Our narrator Nick Carraway lives at West Egg “the less fashionable of the two”. Nick lives here because he doesn’t earn much
money to live on the other side. He lives “at the very tip of the egg…and squeezed between two huge places that rented for twelve or fifteen thousand a season”. This very description gives the reader a sense that Nick doesn’t belong to this side of the Egg. But somehow he is here. Here also lives Gatsby, the main character of the book after whom the novel is named. “The one on my right… - it was a factual imitation of some Hotel de Ville in Normandy…It was Gatsby’s mansion”. People here are wealthy and showy, they like pleasure and parties “an evening was hurried from phase to phase towards its close”. And everything here represents the roaring twenties. People are gathered from different layers. All of them have earned the money themselves. They aren’t elite but the one who want to become one.

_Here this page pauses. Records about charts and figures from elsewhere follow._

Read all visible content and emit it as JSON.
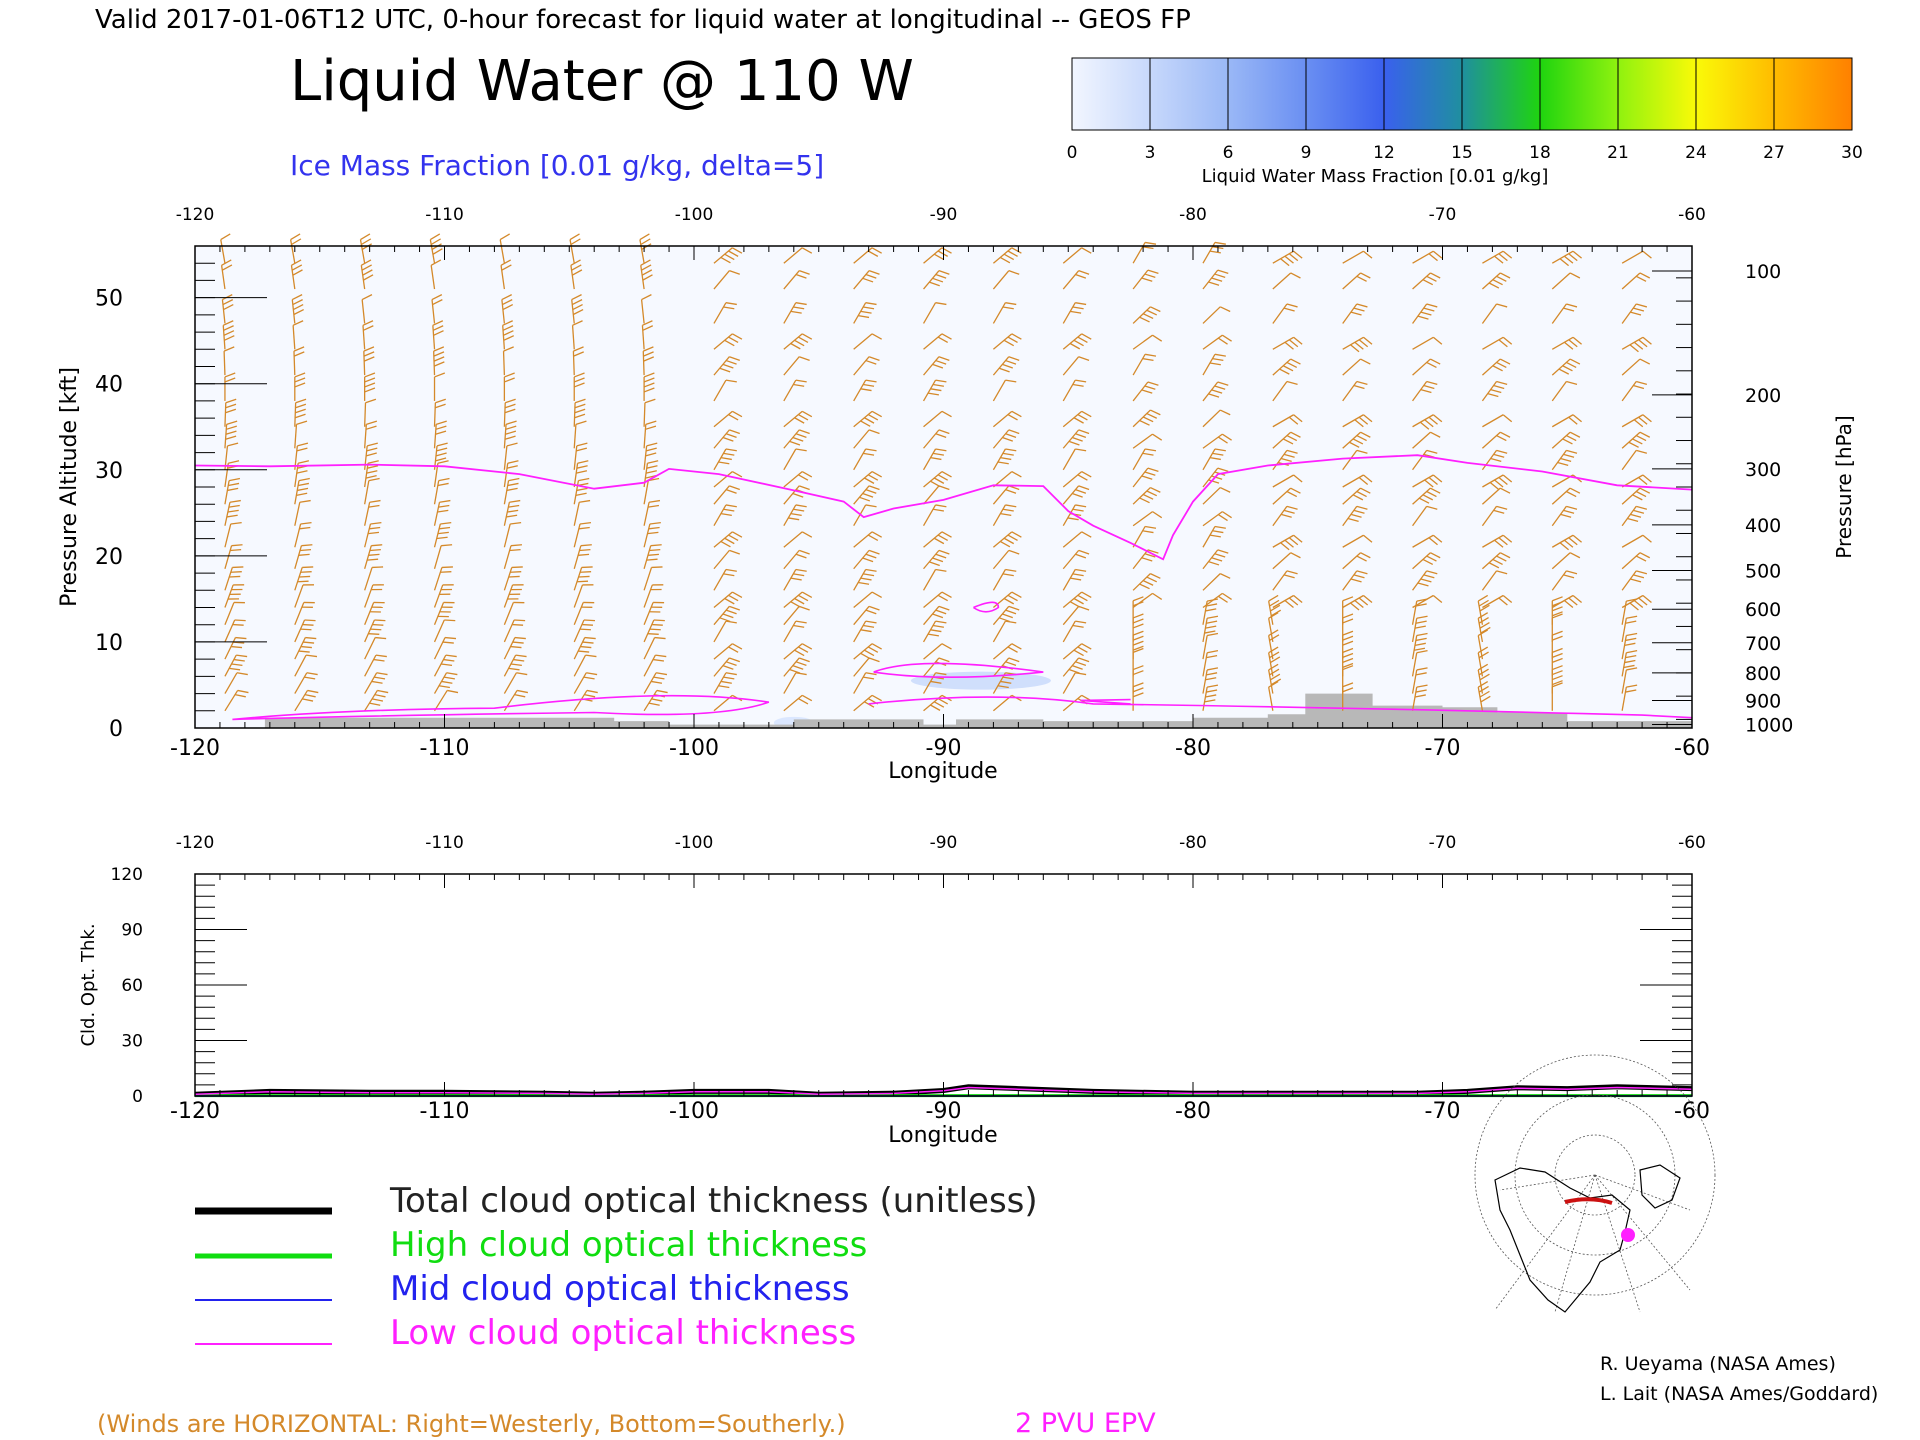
{
  "header": {
    "top_line": "Valid 2017-01-06T12 UTC, 0-hour forecast for liquid water at longitudinal -- GEOS FP",
    "main_title": "Liquid Water @ 110 W",
    "subtitle": "Ice Mass Fraction [0.01 g/kg, delta=5]"
  },
  "colorbar": {
    "label": "Liquid Water Mass Fraction [0.01 g/kg]",
    "ticks": [
      "0",
      "3",
      "6",
      "9",
      "12",
      "15",
      "18",
      "21",
      "24",
      "27",
      "30"
    ],
    "colors": [
      "#f2f6ff",
      "#c7d8fb",
      "#9ab8f6",
      "#6a8ff2",
      "#3a60ee",
      "#1f8f9f",
      "#1fd40f",
      "#8ff20f",
      "#fafa08",
      "#ffbc00",
      "#ff8000",
      "#ff3000"
    ]
  },
  "colors": {
    "winds": "#d4892a",
    "tropopause": "#ff20ff",
    "total": "#000000",
    "high": "#10dd10",
    "mid": "#2222ee",
    "low": "#ff20ff",
    "terrain": "#b8b8b8",
    "subtitle": "#3333ee"
  },
  "chart_data": [
    {
      "type": "line",
      "title": "Liquid Water @ 110 W",
      "subtitle": "Ice Mass Fraction [0.01 g/kg, delta=5]",
      "xlabel": "Longitude",
      "ylabel": "Pressure Altitude [kft]",
      "y2label": "Pressure [hPa]",
      "xlim": [
        -120,
        -60
      ],
      "ylim": [
        0,
        56
      ],
      "x_ticks": [
        "-120",
        "-110",
        "-100",
        "-90",
        "-80",
        "-70",
        "-60"
      ],
      "x_tick_labels_top": [
        "-120",
        "-110",
        "-100",
        "-90",
        "-80",
        "-70",
        "-60"
      ],
      "y_ticks": [
        "0",
        "10",
        "20",
        "30",
        "40",
        "50"
      ],
      "y2_ticks": [
        "100",
        "200",
        "300",
        "400",
        "500",
        "600",
        "700",
        "800",
        "900",
        "1000"
      ],
      "grid": false,
      "series": [
        {
          "name": "2 PVU EPV",
          "x": [
            -120,
            -117,
            -113,
            -110,
            -107,
            -104,
            -102,
            -101,
            -99,
            -96,
            -94,
            -93.2,
            -92,
            -90,
            -88,
            -86,
            -85,
            -84,
            -82.5,
            -81.2,
            -80.8,
            -80,
            -79,
            -77,
            -74,
            -71,
            -69,
            -66,
            -63,
            -60
          ],
          "y": [
            30.5,
            30.4,
            30.6,
            30.4,
            29.5,
            27.8,
            28.5,
            30.1,
            29.5,
            27.6,
            26.3,
            24.5,
            25.5,
            26.5,
            28.2,
            28.1,
            25.2,
            23.5,
            21.5,
            19.6,
            22.4,
            26.3,
            29.5,
            30.5,
            31.3,
            31.7,
            30.8,
            29.8,
            28.2,
            27.7
          ]
        }
      ],
      "pressure_levels": [
        {
          "label": "100",
          "kft": 53.1
        },
        {
          "label": "200",
          "kft": 38.7
        },
        {
          "label": "300",
          "kft": 30.1
        },
        {
          "label": "400",
          "kft": 23.6
        },
        {
          "label": "500",
          "kft": 18.3
        },
        {
          "label": "600",
          "kft": 13.8
        },
        {
          "label": "700",
          "kft": 9.9
        },
        {
          "label": "800",
          "kft": 6.4
        },
        {
          "label": "900",
          "kft": 3.2
        },
        {
          "label": "1000",
          "kft": 0.4
        }
      ],
      "terrain": {
        "x": [
          -120,
          -117.2,
          -117.2,
          -103.2,
          -103.2,
          -101,
          -101,
          -96,
          -96,
          -90.8,
          -90.8,
          -89.5,
          -89.5,
          -86,
          -86,
          -80,
          -80,
          -77,
          -77,
          -75.5,
          -75.5,
          -72.8,
          -72.8,
          -70,
          -70,
          -67.8,
          -67.8,
          -65,
          -65,
          -60
        ],
        "y": [
          0,
          0,
          1.2,
          1.2,
          0.8,
          0.8,
          0.4,
          0.4,
          1.0,
          1.0,
          0.4,
          0.4,
          1.0,
          1.0,
          0.8,
          0.8,
          1.2,
          1.2,
          1.6,
          1.6,
          4.0,
          4.0,
          2.6,
          2.6,
          2.4,
          2.4,
          1.8,
          1.8,
          0.8,
          0.8
        ]
      },
      "winds_note": "(Winds are HORIZONTAL: Right=Westerly, Bottom=Southerly.)"
    },
    {
      "type": "line",
      "xlabel": "Longitude",
      "ylabel": "Cld. Opt. Thk.",
      "xlim": [
        -120,
        -60
      ],
      "ylim": [
        0,
        120
      ],
      "x_ticks": [
        "-120",
        "-110",
        "-100",
        "-90",
        "-80",
        "-70",
        "-60"
      ],
      "y_ticks": [
        "0",
        "30",
        "60",
        "90",
        "120"
      ],
      "grid": false,
      "series": [
        {
          "name": "Total cloud optical thickness (unitless)",
          "x": [
            -120,
            -117,
            -113,
            -110,
            -106,
            -104,
            -102,
            -100,
            -97,
            -95,
            -92,
            -90,
            -89,
            -87,
            -84,
            -80,
            -77,
            -74,
            -71,
            -69,
            -67,
            -65,
            -63,
            -60
          ],
          "y": [
            1,
            2.5,
            2,
            2,
            1.5,
            1,
            1.5,
            2.5,
            2.5,
            1,
            1.5,
            3,
            5,
            4,
            2.5,
            1.5,
            1.5,
            1.5,
            1.5,
            2.5,
            4.5,
            4,
            5,
            4
          ]
        },
        {
          "name": "High cloud optical thickness",
          "x": [
            -120,
            -60
          ],
          "y": [
            0.2,
            0.2
          ]
        },
        {
          "name": "Mid cloud optical thickness",
          "x": [
            -120,
            -60
          ],
          "y": [
            0,
            0
          ]
        },
        {
          "name": "Low cloud optical thickness",
          "x": [
            -120,
            -117,
            -113,
            -110,
            -106,
            -104,
            -102,
            -100,
            -97,
            -95,
            -92,
            -90,
            -89,
            -87,
            -84,
            -80,
            -77,
            -74,
            -71,
            -69,
            -67,
            -65,
            -63,
            -60
          ],
          "y": [
            1,
            2.3,
            1.8,
            1.8,
            1.4,
            0.9,
            1.4,
            2.3,
            2.3,
            0.9,
            1.4,
            2.8,
            4.6,
            3.7,
            2.3,
            1.4,
            1.4,
            1.4,
            1.4,
            2.3,
            4.2,
            3.7,
            4.6,
            3.7
          ]
        }
      ]
    }
  ],
  "legend": {
    "total": "Total cloud optical thickness (unitless)",
    "high": "High cloud optical thickness",
    "mid": "Mid cloud optical thickness",
    "low": "Low cloud optical thickness"
  },
  "footer": {
    "winds_note": "(Winds are HORIZONTAL: Right=Westerly, Bottom=Southerly.)",
    "epv_label": "2 PVU EPV",
    "credit1": "R. Ueyama (NASA Ames)",
    "credit2": "L. Lait (NASA Ames/Goddard)"
  }
}
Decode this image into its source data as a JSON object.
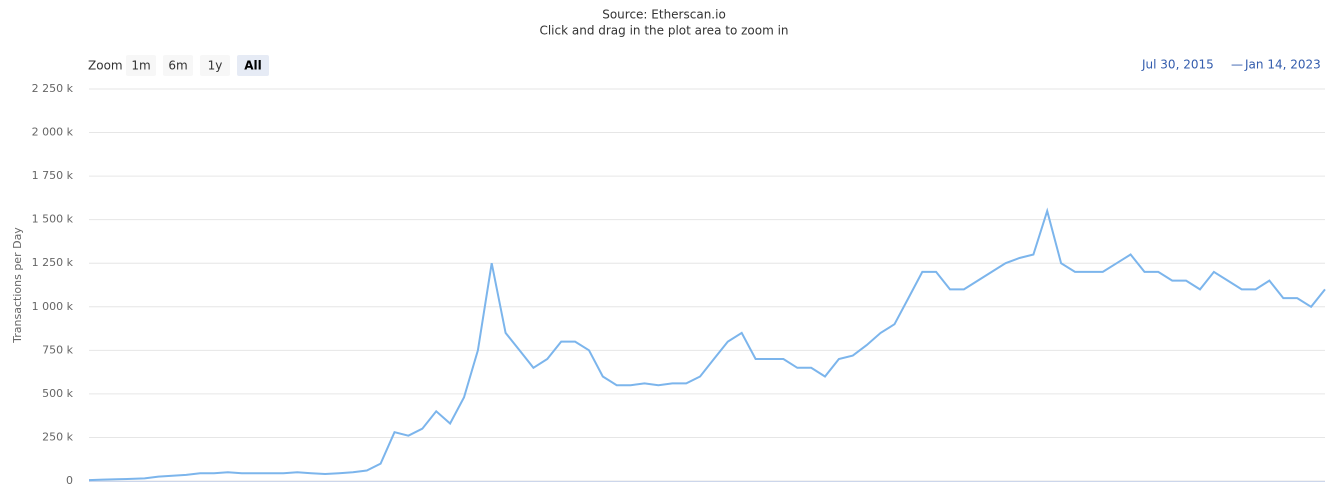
{
  "chart_data": {
    "type": "line",
    "subtitle": "Source: Etherscan.io",
    "hint": "Click and drag in the plot area to zoom in",
    "zoom_label": "Zoom",
    "zoom_buttons": [
      "1m",
      "6m",
      "1y",
      "All"
    ],
    "zoom_selected_index": 3,
    "range_from": "Jul 30, 2015",
    "range_separator": "—",
    "range_to": "Jan 14, 2023",
    "y_label": "Transactions per Day",
    "ylim": [
      0,
      2250
    ],
    "yticks": [
      {
        "value": 0,
        "label": "0"
      },
      {
        "value": 250,
        "label": "250 k"
      },
      {
        "value": 500,
        "label": "500 k"
      },
      {
        "value": 750,
        "label": "750 k"
      },
      {
        "value": 1000,
        "label": "1 000 k"
      },
      {
        "value": 1250,
        "label": "1 250 k"
      },
      {
        "value": 1500,
        "label": "1 500 k"
      },
      {
        "value": 1750,
        "label": "1 750 k"
      },
      {
        "value": 2000,
        "label": "2 000 k"
      },
      {
        "value": 2250,
        "label": "2 250 k"
      }
    ],
    "grid": true,
    "color": "#7cb5ec",
    "values": [
      5,
      8,
      10,
      12,
      15,
      25,
      30,
      35,
      45,
      45,
      50,
      45,
      45,
      45,
      45,
      50,
      45,
      40,
      45,
      50,
      60,
      100,
      280,
      260,
      300,
      400,
      330,
      480,
      750,
      1250,
      850,
      750,
      650,
      700,
      800,
      800,
      750,
      600,
      550,
      550,
      560,
      550,
      560,
      560,
      600,
      700,
      800,
      850,
      700,
      700,
      700,
      650,
      650,
      600,
      700,
      720,
      780,
      850,
      900,
      1050,
      1200,
      1200,
      1100,
      1100,
      1150,
      1200,
      1250,
      1280,
      1300,
      1550,
      1250,
      1200,
      1200,
      1200,
      1250,
      1300,
      1200,
      1200,
      1150,
      1150,
      1100,
      1200,
      1150,
      1100,
      1100,
      1150,
      1050,
      1050,
      1000,
      1100
    ]
  }
}
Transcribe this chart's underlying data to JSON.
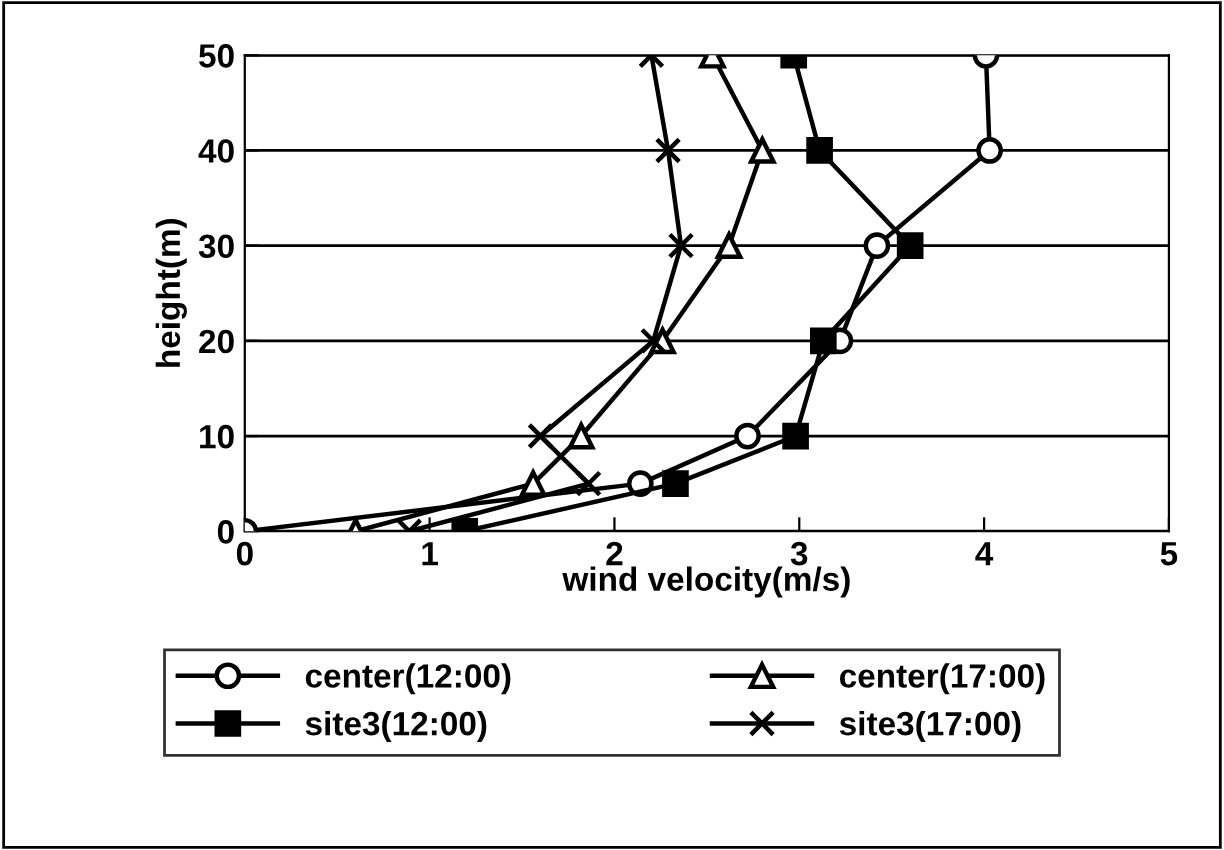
{
  "chart_data": {
    "type": "line",
    "xlabel": "wind velocity(m/s)",
    "ylabel": "height(m)",
    "xlim": [
      0,
      5
    ],
    "xticks": [
      0,
      1,
      2,
      3,
      4,
      5
    ],
    "ylim": [
      0,
      50
    ],
    "yticks": [
      0,
      10,
      20,
      30,
      40,
      50
    ],
    "grid": "y",
    "legend": "bottom",
    "line_style": "solid",
    "series": [
      {
        "name": "center(12:00)",
        "color": "#000000",
        "marker": "circle",
        "x": [
          0,
          2.14,
          2.72,
          3.22,
          3.42,
          4.03,
          4.01
        ],
        "values": [
          0,
          5,
          10,
          20,
          30,
          40,
          50
        ]
      },
      {
        "name": "site3(12:00)",
        "color": "#000000",
        "marker": "square",
        "x": [
          1.19,
          2.33,
          2.98,
          3.13,
          3.6,
          3.11,
          2.97
        ],
        "values": [
          0,
          5,
          10,
          20,
          30,
          40,
          50
        ]
      },
      {
        "name": "center(17:00)",
        "color": "#000000",
        "marker": "triangle",
        "x": [
          0.6,
          1.56,
          1.82,
          2.26,
          2.62,
          2.8,
          2.53
        ],
        "values": [
          0,
          5,
          10,
          20,
          30,
          40,
          50
        ]
      },
      {
        "name": "site3(17:00)",
        "color": "#000000",
        "marker": "cross",
        "x": [
          0.89,
          1.86,
          1.6,
          2.21,
          2.36,
          2.29,
          2.2
        ],
        "values": [
          0,
          5,
          10,
          20,
          30,
          40,
          50
        ]
      }
    ]
  }
}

“Across the courtesy bay the white palaces of fashionable East Egg”. This side is more expensive and it is represented by the Buchananas. People here form elite of American society “their house was even more elaborate than I expected, a cheerful red-and-white Georgian Colonial mansion, overlooking the bay.” This young family couldn’t have possibly earned the money themselves. They’ve just inherited the wealth from their parents. They don’t have any plans, they live for their pleasure.
These two Eggs are opposed to each other. West Egg doesn’t like people who live in East, maybe because they are envy. East Egg hates West Egg because of all those rich newcomers.
Valley of Ashes is situated “about half way between West Egg and New York”, which “is bounded on one side by a small foul river”. It is opposed to both sides of Eggs. The Wilsons live here. It is a grey and dirty place. People live here in poverty.
There’s a sharp border between all these three settings. The tragedy of the novel takes place in Valley of Ashes and at West Egg. The paradox is that it is caused by the careless Buchanans the representatives of East.
In conclusion, the geographical location gives us an idea of each person, their background and helps us to make a connection between them.